Personal information
- Full name: Russell James Catley
- Born: 11 February 1973 Cambridge, Cambridgeshire, England
- Died: 1 December 2020 (aged 47) Great Shelford, Cambridgeshire, England
- Batting: Right-handed
- Bowling: Leg break
- Relations: Matthew Catley (brother) Timothy Catley (brother)

Domestic team information
- 1992–2003: Suffolk

Career statistics
| Competition | List A |
| Matches | 9 |
| Runs scored | 152 |
| Batting average | 16.88 |
| 100s/50s | –/1 |
| Top score | 65 |
| Catches/stumpings | 2/– |
- Source: Cricinfo, 5 July 2011

= Russell Catley =

English cricketer (1973–2020)

Russell James Catley (11 May 1973 – 1 December 2020) was an English cricketer.

==Biography==
Catley was born at Cambridge in May 1973. He was educated at Ely College, before undertaking sixth form studies at Ipswich School. From Ipswich he went up to Loughborough University, before completing his masters studies at the University of Reading. Catley made his debut for Suffolk, then captained by Ray East, in the 1992 Minor Counties Championship against Cumberland. He played Minor counties cricket for Suffolk from 1992 to 2003, which included 63 Minor Counties Championship appearances and 26 MCCA Knockout Trophy appearances. He made his List A debut against Somerset in the 1996 NatWest Trophy. He made eight further List A appearances, the last of which came against Devon in the 1st Round of the 2004 Cheltenham & Gloucester Trophy, which was held in 2003. In his nine List A matches, he scored 152 runs at an average of 16.88, with a high score of 65. This score, which was his only List A half century, came against Buckinghamshire in the 2003 Cheltenham & Gloucester Trophy. Catley is notable for being James Anderson's first competitive wicket, when playing for the Lancashire Cricket Board against Suffolk in the 2000 NatWest Trophy.

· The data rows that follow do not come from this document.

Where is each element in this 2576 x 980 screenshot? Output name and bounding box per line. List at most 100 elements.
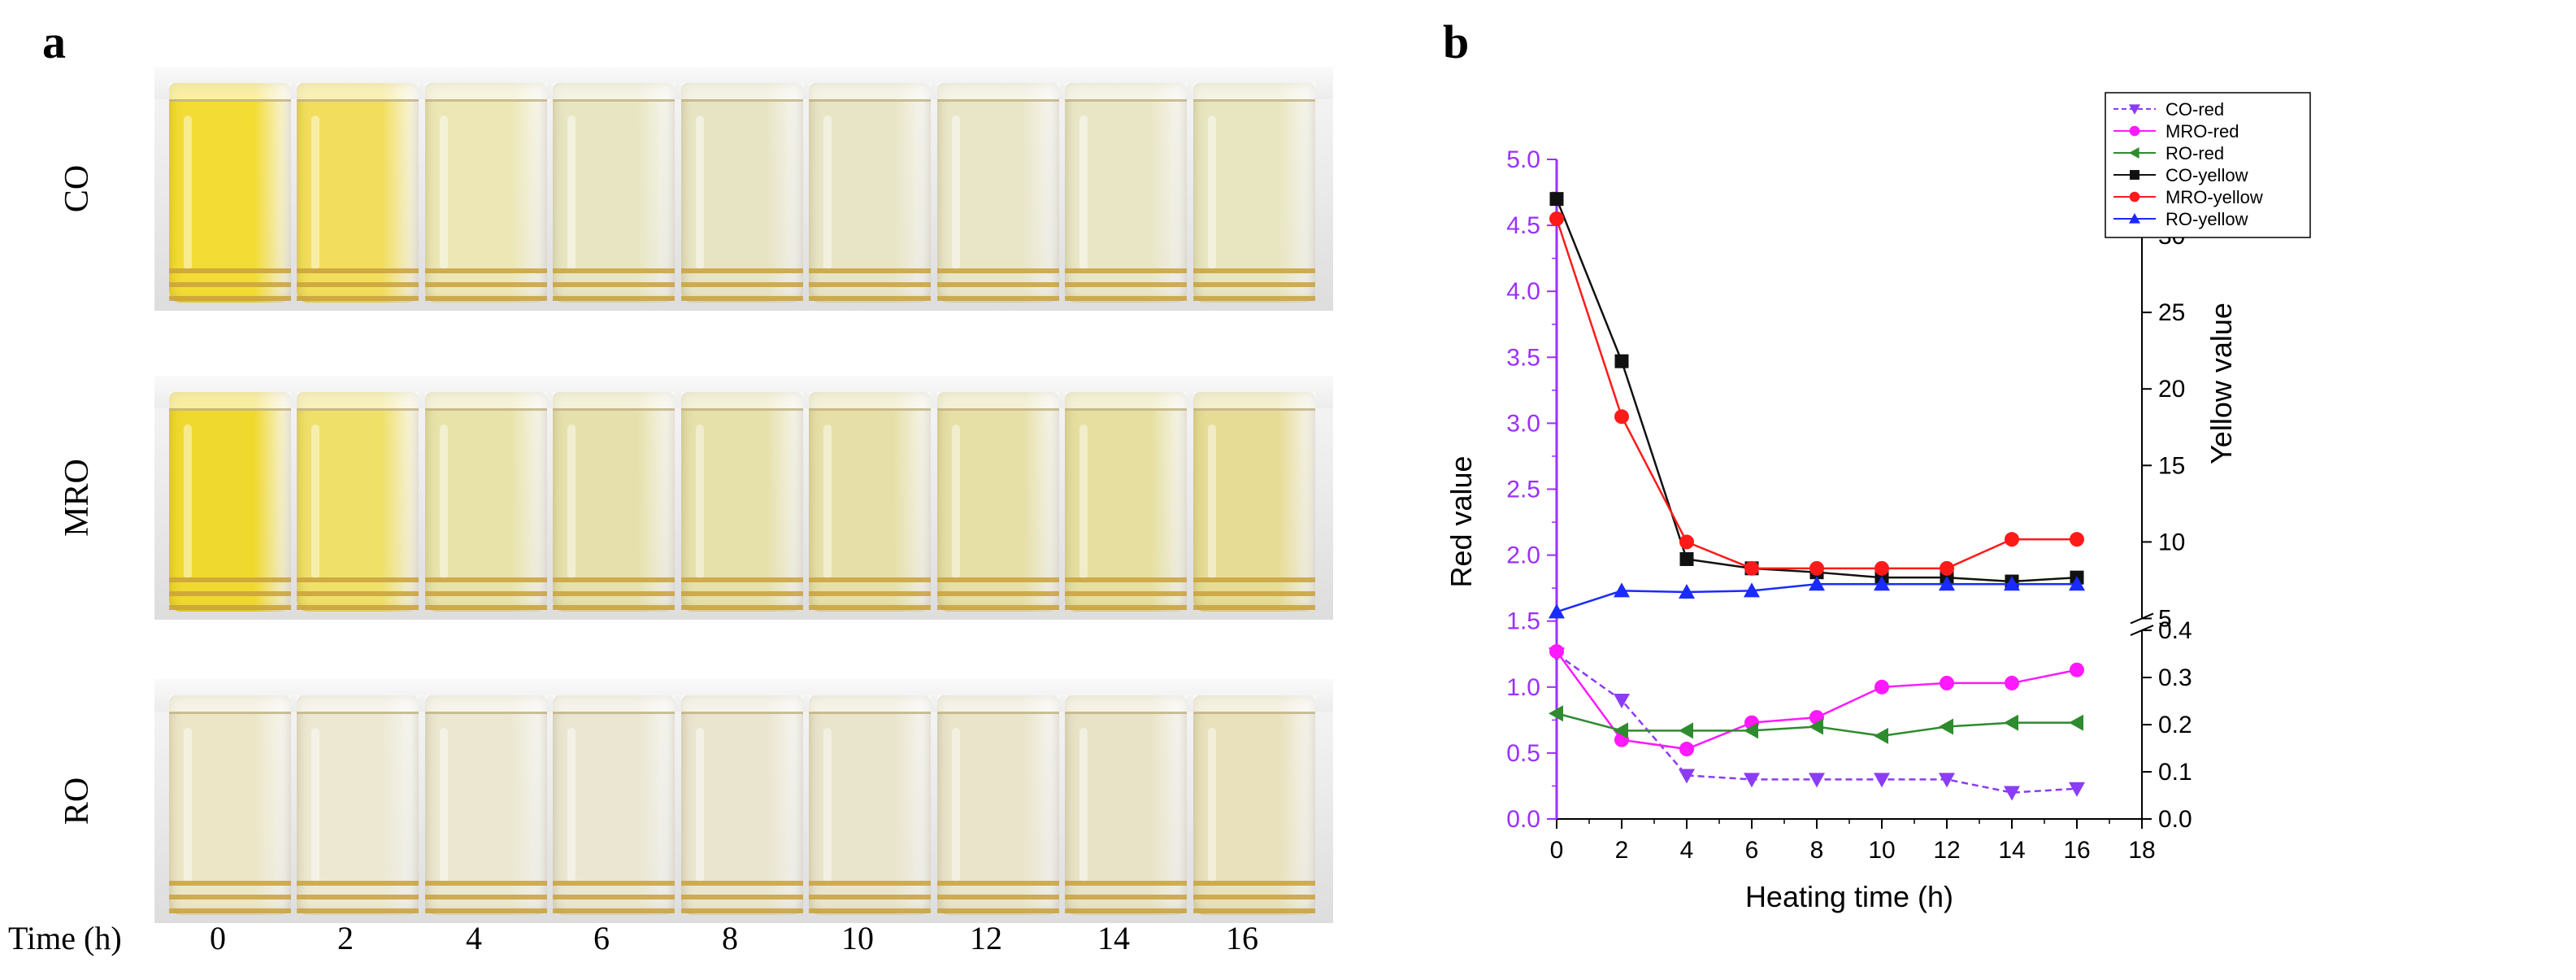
data-point-mro-yellow [2070, 532, 2084, 547]
right-tick-label: 20 [2158, 376, 2185, 403]
vial-mro-4h [425, 392, 547, 612]
x-tick-label: 12 [1933, 837, 1960, 864]
time-tick-label: 16 [1226, 920, 1258, 956]
vial-ro-12h [937, 695, 1059, 915]
vial-ro-2h [297, 695, 419, 915]
data-point-co-red [1614, 694, 1630, 709]
legend-box [2105, 92, 2311, 238]
time-tick-label: 12 [970, 920, 1002, 956]
data-point-co-red [1939, 773, 1955, 788]
data-point-mro-red [2070, 662, 2084, 677]
data-point-mro-red [1549, 644, 1564, 660]
vial-co-4h [425, 83, 547, 303]
series-line-mro-red [1555, 651, 2078, 751]
right-tick-label: 15 [2158, 452, 2185, 479]
left-tick-label: 1.0 [1506, 674, 1540, 701]
data-point-ro-red [1744, 722, 1758, 739]
vial-co-6h [553, 83, 675, 303]
vial-ro-4h [425, 695, 547, 915]
data-point-ro-yellow [1939, 576, 1955, 591]
x-tick-label: 16 [2063, 837, 2090, 864]
data-point-ro-yellow [1679, 584, 1695, 599]
x-axis-title: Heating time (h) [1745, 880, 1953, 913]
left-tick-label: 0.0 [1506, 806, 1540, 833]
data-point-mro-yellow [1874, 560, 1889, 576]
right-tick-label: 0.1 [2158, 759, 2192, 786]
time-tick-label: 14 [1097, 920, 1130, 956]
right-tick-label: 0.0 [2158, 806, 2192, 833]
data-point-co-yellow [1679, 551, 1694, 566]
left-tick-label: 2.5 [1506, 477, 1540, 503]
left-tick-label: 5.0 [1506, 146, 1540, 173]
data-point-ro-yellow [1809, 576, 1825, 591]
left-tick-label: 3.0 [1506, 410, 1540, 437]
data-point-ro-yellow [2004, 576, 2020, 591]
x-tick-label: 18 [2128, 837, 2155, 864]
vial-mro-0h [169, 392, 291, 612]
right-axis-title: Yellow value [2205, 303, 2238, 464]
legend-label: CO-red [2165, 99, 2224, 120]
vial-mro-16h [1193, 392, 1315, 612]
left-tick-label: 4.5 [1506, 212, 1540, 239]
legend-marker-mro-red [2129, 125, 2140, 137]
photo-row-mro [154, 376, 1333, 620]
legend-marker-co-red [2129, 104, 2140, 115]
panel-b-letter: b [1443, 15, 1470, 68]
data-point-mro-yellow [1940, 560, 1954, 576]
series-line-co-yellow [1555, 198, 2078, 583]
data-point-mro-yellow [1614, 409, 1629, 425]
vial-co-2h [297, 83, 419, 303]
data-point-ro-red [1549, 705, 1563, 722]
left-tick-label: 4.0 [1506, 278, 1540, 305]
left-axis-title: Red value [1444, 455, 1478, 587]
right-tick-label: 10 [2158, 529, 2185, 555]
data-point-co-red [2069, 782, 2085, 797]
vial-co-8h [681, 83, 803, 303]
data-point-mro-red [1679, 742, 1694, 757]
photo-row-ro [154, 679, 1333, 923]
vial-co-10h [809, 83, 931, 303]
legend-marker-ro-yellow [2129, 213, 2140, 224]
vial-co-14h [1065, 83, 1187, 303]
x-tick-label: 4 [1680, 837, 1694, 864]
vial-ro-16h [1193, 695, 1315, 915]
vial-mro-10h [809, 392, 931, 612]
data-point-mro-red [1940, 675, 1954, 690]
x-tick-label: 10 [1868, 837, 1895, 864]
data-point-mro-yellow [1679, 534, 1694, 550]
vial-ro-10h [809, 695, 931, 915]
time-tick-label: 4 [466, 920, 482, 956]
legend-label: RO-red [2165, 143, 2224, 163]
data-point-co-yellow [1549, 192, 1564, 207]
x-tick-label: 6 [1745, 837, 1759, 864]
photo-row-co [154, 67, 1333, 311]
data-point-co-red [1679, 769, 1695, 784]
vial-ro-8h [681, 695, 803, 915]
legend-marker-ro-red [2129, 147, 2139, 159]
vial-ro-14h [1065, 695, 1187, 915]
left-tick-label: 2.0 [1506, 542, 1540, 569]
data-point-ro-red [1614, 722, 1628, 739]
vial-co-12h [937, 83, 1059, 303]
time-tick-label: 0 [210, 920, 226, 956]
data-point-co-yellow [1614, 354, 1629, 368]
x-tick-label: 14 [1998, 837, 2025, 864]
data-point-co-red [1744, 773, 1760, 788]
series-line-mro-yellow [1555, 218, 2077, 570]
right-tick-label: 0.3 [2158, 664, 2192, 691]
legend-marker-co-yellow [2130, 170, 2139, 180]
data-point-mro-red [1874, 679, 1889, 695]
data-point-ro-red [1874, 727, 1888, 744]
data-point-ro-yellow [1549, 603, 1565, 619]
vial-co-0h [169, 83, 291, 303]
left-tick-label: 1.5 [1506, 608, 1540, 635]
data-point-ro-red [1809, 718, 1823, 735]
left-tick-label: 0.5 [1506, 740, 1540, 767]
data-point-ro-red [2069, 714, 2083, 731]
legend-marker-mro-yellow [2129, 191, 2140, 203]
data-point-ro-yellow [1614, 582, 1630, 598]
data-point-ro-red [2004, 714, 2018, 731]
legend-label: MRO-red [2165, 121, 2239, 142]
left-tick-label: 3.5 [1506, 344, 1540, 371]
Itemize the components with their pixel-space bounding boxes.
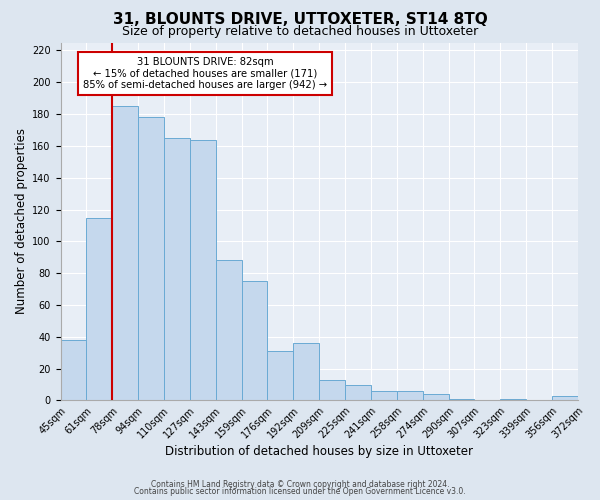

Catley was diagnosed with a brain tumor in 2004, which curtailed his cricket career. He survived for 16 years after his initial diagnosis, before succumbing to his brain tumour on 1 December 2020 at the Arthur Rank Hospice at Great Shelford, Cambridgeshire. His brothers, Matthew and Timothy, both played List A and Minor counties cricket for Suffolk. When all three brothers played against Bedfordshire in 1999, it was the first time since the Second World War that three brothers had appeared in the same team in minor counties cricket.